Os londrinenses ouvidos em uma pesquisa realizada pela Ímpar Inteligência de Marketing e Inbrape Pesquisas, concordam com o projeto de lei da Câmara de Vereadores, o qual sugere o fechamento dos bares às 23 horas. Os entrevistados acreditam ainda que a proposta de lei da prefeitura, que quer coibir a venda de bebidas alcoólicas em postos de combustíveis, também beneficiaria a cidade.
A pesquisa foi feita a pedido da FOLHA e foram entrevistadas 302 pessoas no dia 11 de julho. Entre os consultados, 48,5% são mulheres e 51,5% homens. A maioria (40%) tem entre 26 e 45 anos. Os resultados apontaram que 72,2% dos entrevistados acreditam que proibir a venda de bebidas alcoólicas em postos e fechar os bares às 23 horas diminuiria a violência e a criminalidade em Londrina.
Seis a cada dez entrevistados já conheciam o projeto da Câmara e 66% já ouviram falar da proposta da Prefeitura. No entanto, para 62% do público, poderá haver desemprego caso as leis sejam aprovadas.
A pesquisa questionou ainda o horário ideal para o fechamento dos bares. A grande maioria dos entrevistados acha que os estabelecimentos devem funcionar até a meia-noite. Para 57,3% dos entrevistados a lei deveria abranger somente os bares e excluir os restaurantes.
Metade das pessoas ouvidas afirmou ainda que concorda com a venda de bebidas em postos de combustíveis, mas que deve ser proibido o consumo dentro dos estabelecimentos.
O projeto de lei que restringe o horário de fechamento dos bares é de autoria dos vereadores Gláudio Renato de Lima (PT), Luiz Carlos Tamarozzi (PTB) e Paulo Arildo (PSDB) e já foi aprovado em primeira votação pela Câmara Municipal. Conforme Arildo, a finalidade da proposta é mesmo diminuir a criminalidade.
''A gente conhece a realidade das famílias mais pobres, que estão transtornadas pelo álcool'', justificou o vereador, ressaltando a realização de pelo menos mais duas audiências públicas, previstas para setembro, antes da segunda votação.
''Não estamos proibindo ninguém de fazer nada, apenas queremos regulamentar o horário dos bares'', completou o vereador, assinalando que, depois de aprovada, a lei deve ser sancionada pelo Prefeito. ''Não cabe só à polícia e à Prefeitura fiscalizar os bares.
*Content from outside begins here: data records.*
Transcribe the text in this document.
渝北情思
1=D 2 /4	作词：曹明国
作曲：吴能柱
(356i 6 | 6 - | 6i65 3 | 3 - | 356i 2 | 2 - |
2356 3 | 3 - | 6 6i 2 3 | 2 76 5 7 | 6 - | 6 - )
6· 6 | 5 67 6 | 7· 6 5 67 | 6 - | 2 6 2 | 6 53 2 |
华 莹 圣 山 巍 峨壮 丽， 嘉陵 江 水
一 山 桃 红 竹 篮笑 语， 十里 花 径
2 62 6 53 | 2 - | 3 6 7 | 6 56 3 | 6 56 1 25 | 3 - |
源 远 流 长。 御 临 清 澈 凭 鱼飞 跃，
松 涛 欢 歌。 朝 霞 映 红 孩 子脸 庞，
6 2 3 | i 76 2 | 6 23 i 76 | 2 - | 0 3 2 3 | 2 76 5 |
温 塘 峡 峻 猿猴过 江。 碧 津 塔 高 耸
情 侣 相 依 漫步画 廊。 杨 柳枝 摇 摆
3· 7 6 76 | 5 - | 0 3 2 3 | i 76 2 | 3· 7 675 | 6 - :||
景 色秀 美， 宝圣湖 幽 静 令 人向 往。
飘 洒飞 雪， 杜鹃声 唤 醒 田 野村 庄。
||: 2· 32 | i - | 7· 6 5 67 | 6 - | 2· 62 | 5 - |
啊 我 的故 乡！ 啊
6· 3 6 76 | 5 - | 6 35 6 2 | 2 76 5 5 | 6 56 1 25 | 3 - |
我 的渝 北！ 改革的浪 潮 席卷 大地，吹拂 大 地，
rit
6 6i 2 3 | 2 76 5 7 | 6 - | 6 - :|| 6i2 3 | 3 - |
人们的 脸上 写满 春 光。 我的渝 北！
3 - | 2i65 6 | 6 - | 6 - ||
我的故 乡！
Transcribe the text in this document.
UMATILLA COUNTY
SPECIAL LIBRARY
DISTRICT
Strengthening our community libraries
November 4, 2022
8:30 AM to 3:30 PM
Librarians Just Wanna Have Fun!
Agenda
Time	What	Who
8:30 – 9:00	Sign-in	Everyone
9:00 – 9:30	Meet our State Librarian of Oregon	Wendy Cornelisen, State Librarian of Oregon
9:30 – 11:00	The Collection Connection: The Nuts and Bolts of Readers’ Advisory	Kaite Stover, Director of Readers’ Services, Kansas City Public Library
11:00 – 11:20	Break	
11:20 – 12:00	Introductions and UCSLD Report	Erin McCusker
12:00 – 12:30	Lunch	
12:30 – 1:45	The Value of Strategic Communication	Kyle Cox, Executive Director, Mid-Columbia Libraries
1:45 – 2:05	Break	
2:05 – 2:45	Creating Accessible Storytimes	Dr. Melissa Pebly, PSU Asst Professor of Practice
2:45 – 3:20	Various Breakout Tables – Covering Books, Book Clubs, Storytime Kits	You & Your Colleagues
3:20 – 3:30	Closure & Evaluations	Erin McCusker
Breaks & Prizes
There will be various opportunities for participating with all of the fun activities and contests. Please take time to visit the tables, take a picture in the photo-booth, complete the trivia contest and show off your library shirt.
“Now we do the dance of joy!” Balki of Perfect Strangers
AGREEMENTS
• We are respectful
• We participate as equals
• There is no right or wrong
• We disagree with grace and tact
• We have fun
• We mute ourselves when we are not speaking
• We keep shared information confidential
Queremos que a população também ajude na fiscalização.''
Em Apucarana, a instituição da ''lei seca'' reduziu em 60% os crimes contra a vida, como apontou o capitão Laércio Sagati, da Polícia Militar (PM). Segundo ele, depois que os bares começaram a fechar as portas às 23 horas, também houve queda no número de acidentes de trânsito. ''É muito bom. Trabalhamos em parceria com os fiscais da prefeitura em abordagens de rotina aos estabelecimentos. Garantimos a segurança dos fiscais e quando há infração, cabe ao Município notificar'', afirmou Sagati.
Para o tenente Ricardo Eguedis, porta-voz da PM de Londrina, se aprovadas, as leis poderão colaborar na redução do número de ocorrências e também do risco de incêndio nos postos de combustíveis.